Based on observation, record review, and interview, the manager failed to ensure a resident's written service plan included the amount, type, and frequency of assisted living services being provided to the resident, for one of three residents sampled. The deficient practice posed a risk as the service plans did not reinforce and clarify the services to be provided to a resident. Findings include: 1. During the environmental inspection with E2, the Compliance Officer observed that R1 had a half rail and a wedge pillow for repositioning. R1 was unable to reposition themselves and appeared frail. 2. In an interview, E2 reported that R1 was non-ambulatory and either bedbound or wheelchair-bound. R1 was unable to self-propel or take steps.
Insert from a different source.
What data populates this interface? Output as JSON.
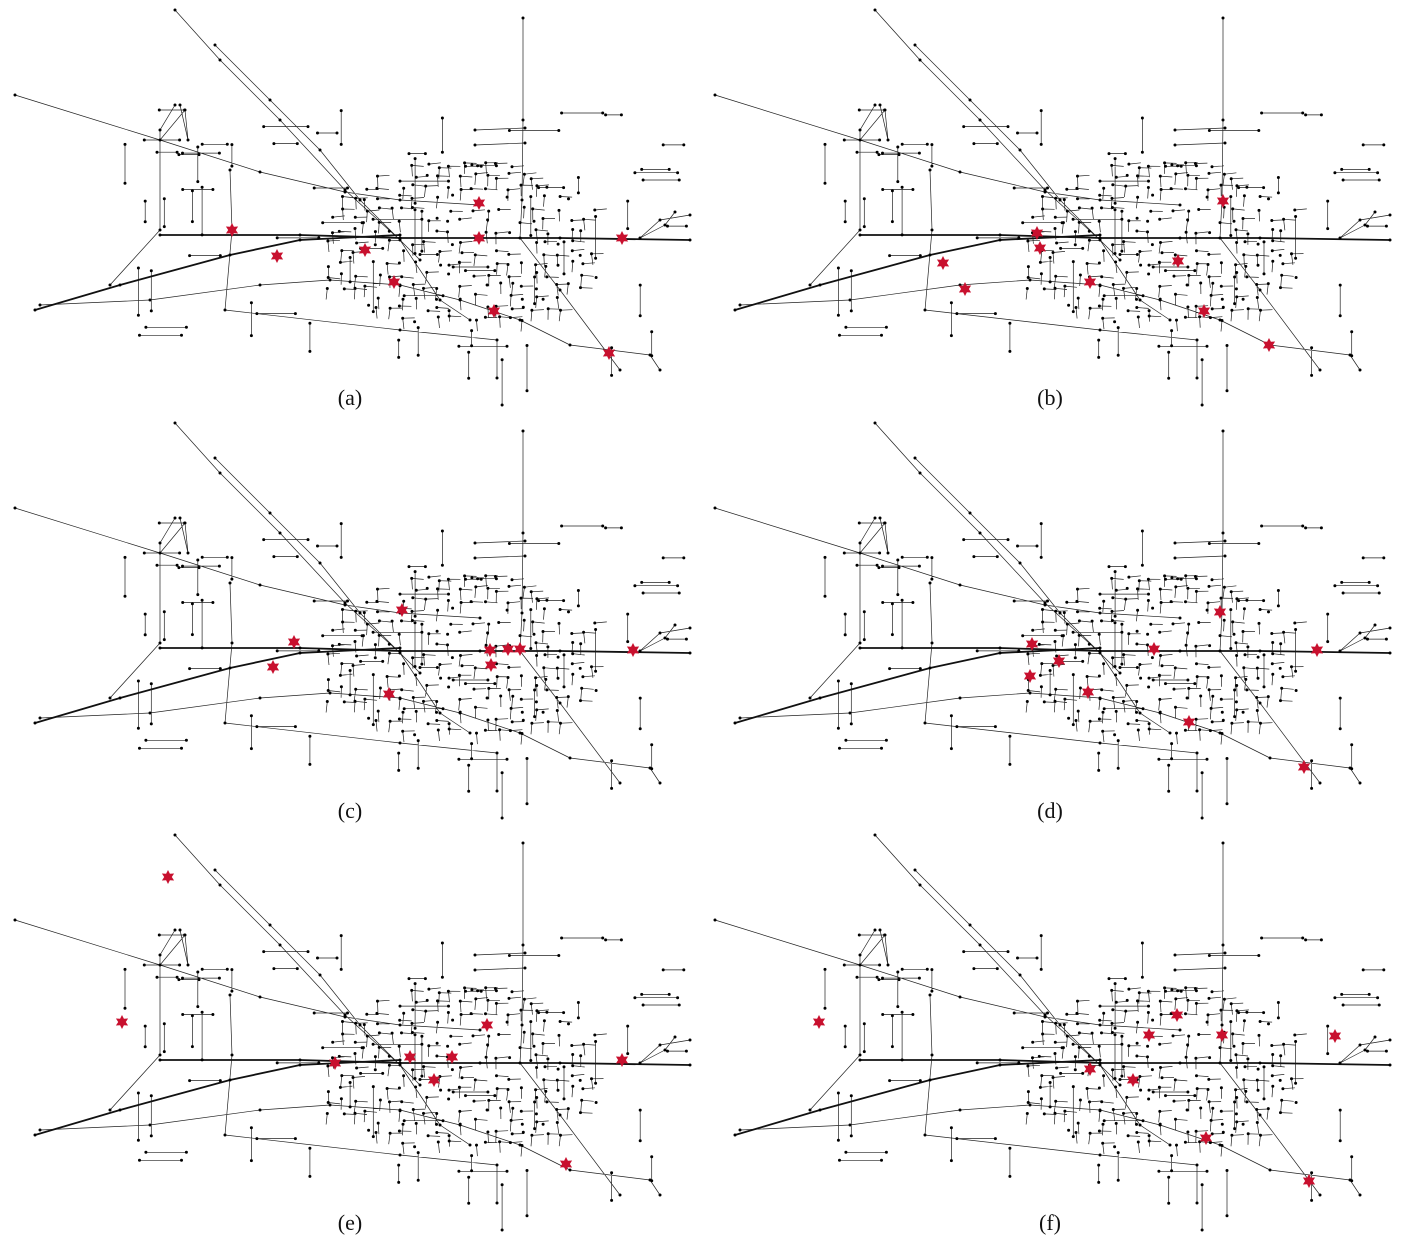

E2 also reported that they repositioned R1 every 2–4 hours while providing incontinence care. 3. A review of R1's medical record revealed a document titled "Bed or Wheelchair Bound Initial Authorization/Review" dated November 23, 2021, indicating that R1 was “Bedbound/Wheelchair Bound.” R1's service plan did not include repositioning during incontinence care. 4. In a telephonic interview, E1 reported the staff repositioned R1 every 4 hours and as needed. E1 acknowledged R1's written service plans did not include the amount, type, and frequency of the services being provided to R1.
Based on observation, record review and interview, the manager failed to ensure the facility did not accept or retain a resident who was confined to a bed or chair because of an inability to ambulate even with assistance, unless the facility obtained a written determination from a medical practitioner, every six months, that stated the resident's needs could be met by the facility and the resident's needs were within the facility's scope of services, for one of one resident reviewed who was confined to a bed or chair. The deficient practice posed a risk if the facility was unable to meet a resident's needs. Findings include: 1. During the environmental inspection with E2, the Compliance Officer observed that R1 had a half rail and a wedge pillow for repositioning. R1 was unable to reposition themselves and appeared frail. 2. In an interview, E2 reported that R1 was non-ambulatory and either bedbound or wheelchair-bound. R1 was unable to self-propel or take steps. E2 also reported that they repositioned R1 every 2–4 hours while providing incontinence care. 3. A review of R1's medical record revealed a service plan dated July 2025 for directed care services. In addition, a review of R1's medical record revealed a document titled "Bed or Wheelchair Bound Initial Authorization/Review" dated November 23, 2021, indicating that R1 was “Bedbound/Wheelchair Bound.” 4. A review of R1's medical record revealed no documentation of a written determination from a medical practitioner, every six months, that stated the resident's needs could be met by the facility and the resident's needs were within the facility's scope of services, for R1, who was confined to a bed or chair. 5. In a telephonic interview, E1 acknowledged that R1's medical record had no documentation indicating that a medical practitioner had provided a written determination at least once every six months.
Jun 26, 2024RoutineCleanReport
No deficiencies were found during the on-site compliance inspection conducted on June 26, 2024.